The study “WGAW Inclusion Report Card 2017-2018 TV Staffing Season” reports that between 2017-2018 there were 2,985 jobs staffed by writers for TV. And despite the U.S. population being 51% women, only 36% of TV writers jobs are held by women.
The gap is even more expansive for people of color, who make up 39% of the U.S. population but only hold 27% of TV writer jobs. And for the 56.7 million Americans who identify as disabled, less than 1% make up all TV writers.
Discrimination only worsens at the higher levels. In 2018, only 24% of TV showrunner roles were held by women and only 12% were held by persons of color.

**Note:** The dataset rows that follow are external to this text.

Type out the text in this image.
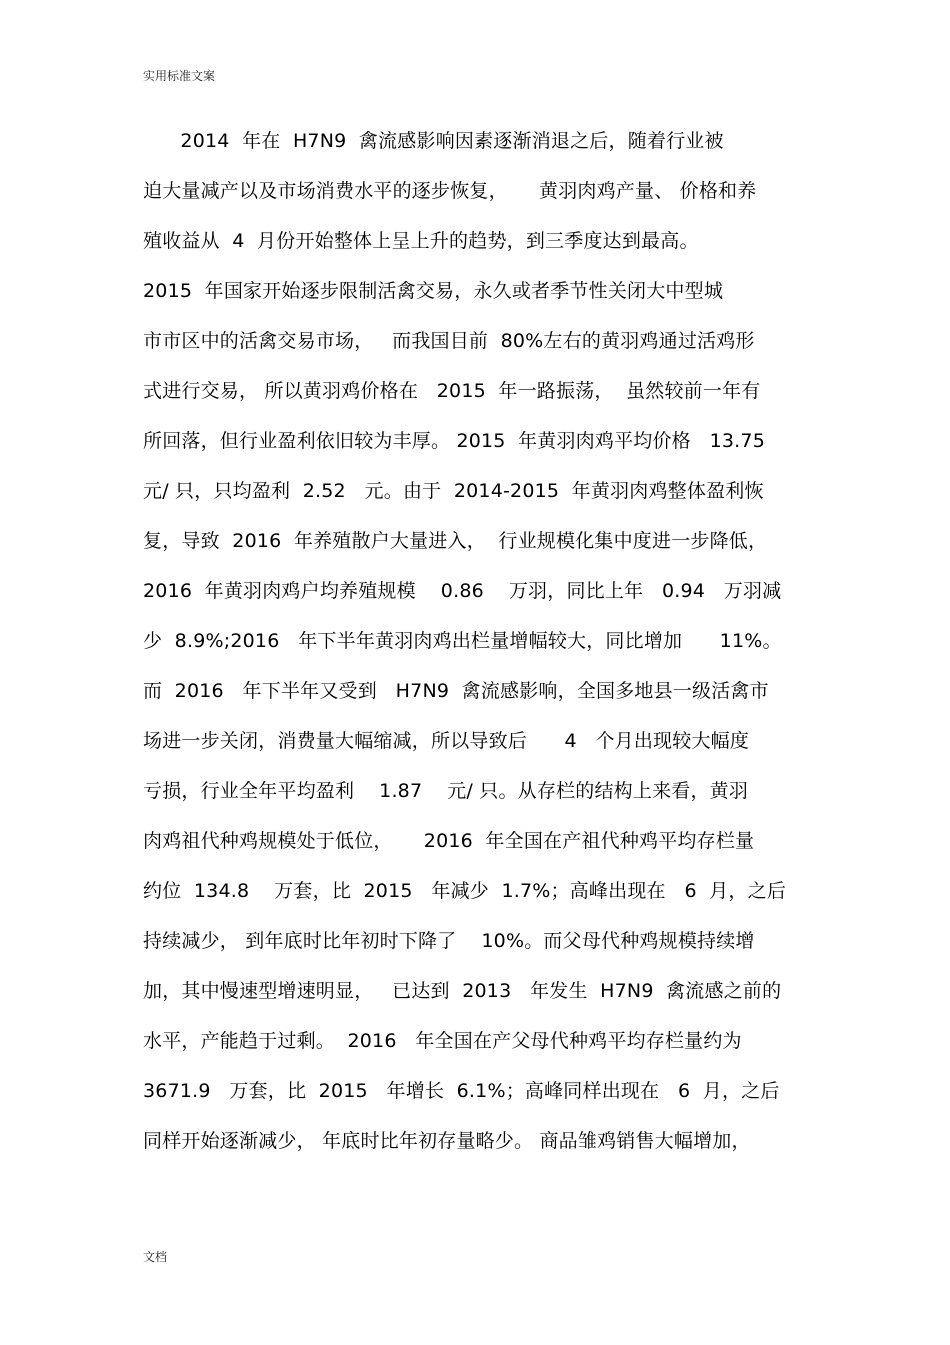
实用标准文案
2014  年在  H7N9  禽流感影响因素逐渐消退之后，随着行业被
迫大量减产以及市场消费水平的逐步恢复，     黄羽肉鸡产量、 价格和养
殖收益从  4  月份开始整体上呈上升的趋势，到三季度达到最高。
2015  年国家开始逐步限制活禽交易，永久或者季节性关闭大中型城
市市区中的活禽交易市场，   而我国目前  80%左右的黄羽鸡通过活鸡形
式进行交易， 所以黄羽鸡价格在   2015  年一路振荡，  虽然较前一年有
所回落，但行业盈利依旧较为丰厚。 2015  年黄羽肉鸡平均价格   13.75
元/ 只，只均盈利  2.52   元。由于  2014-2015  年黄羽肉鸡整体盈利恢
复，导致  2016  年养殖散户大量进入，  行业规模化集中度进一步降低，
2016  年黄羽肉鸡户均养殖规模    0.86    万羽，同比上年   0.94   万羽减
少  8.9%;2016   年下半年黄羽肉鸡出栏量增幅较大，同比增加      11%。
而  2016   年下半年又受到   H7N9  禽流感影响，全国多地县一级活禽市
场进一步关闭，消费量大幅缩减，所以导致后      4   个月出现较大幅度
亏损，行业全年平均盈利    1.87    元/ 只。从存栏的结构上来看，黄羽
肉鸡祖代种鸡规模处于低位，     2016  年全国在产祖代种鸡平均存栏量
约位  134.8    万套，比  2015   年减少  1.7%；高峰出现在   6  月，之后
持续减少， 到年底时比年初时下降了    10%。而父母代种鸡规模持续增
加，其中慢速型增速明显，   已达到  2013   年发生  H7N9  禽流感之前的
水平，产能趋于过剩。  2016   年全国在产父母代种鸡平均存栏量约为
3671.9   万套，比  2015   年增长  6.1%；高峰同样出现在   6  月，之后
同样开始逐渐减少， 年底时比年初存量略少。 商品雏鸡销售大幅增加，
文档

The data on LGBTQ+ writers (which was incomplete at the time of the report) reports that they do not fall under the umbrella of people that are considered diverse. However, the report states that The Writers Guild of America West believes “that LGBTQ+ writers are without question members of a historically underrepresented group.”
Another hole in diversity for TV writers is seen through age discrimination, finding that there is a near-total absence of writers over 50. This finding excludes writers at the highest levels, who more often than not got their start earlier in life.
There is, however, evidence of progress. Employment numbers have doubled over the past decade on TV series. Women have increased from 30% to 35% and persons of color have increased from 17% to 27%.
The report emphasized that the problem is far from solved but “with honesty, accountability, and continued effort, we can end unfair discrimination against writers and increase inclusion and equity across our industry.”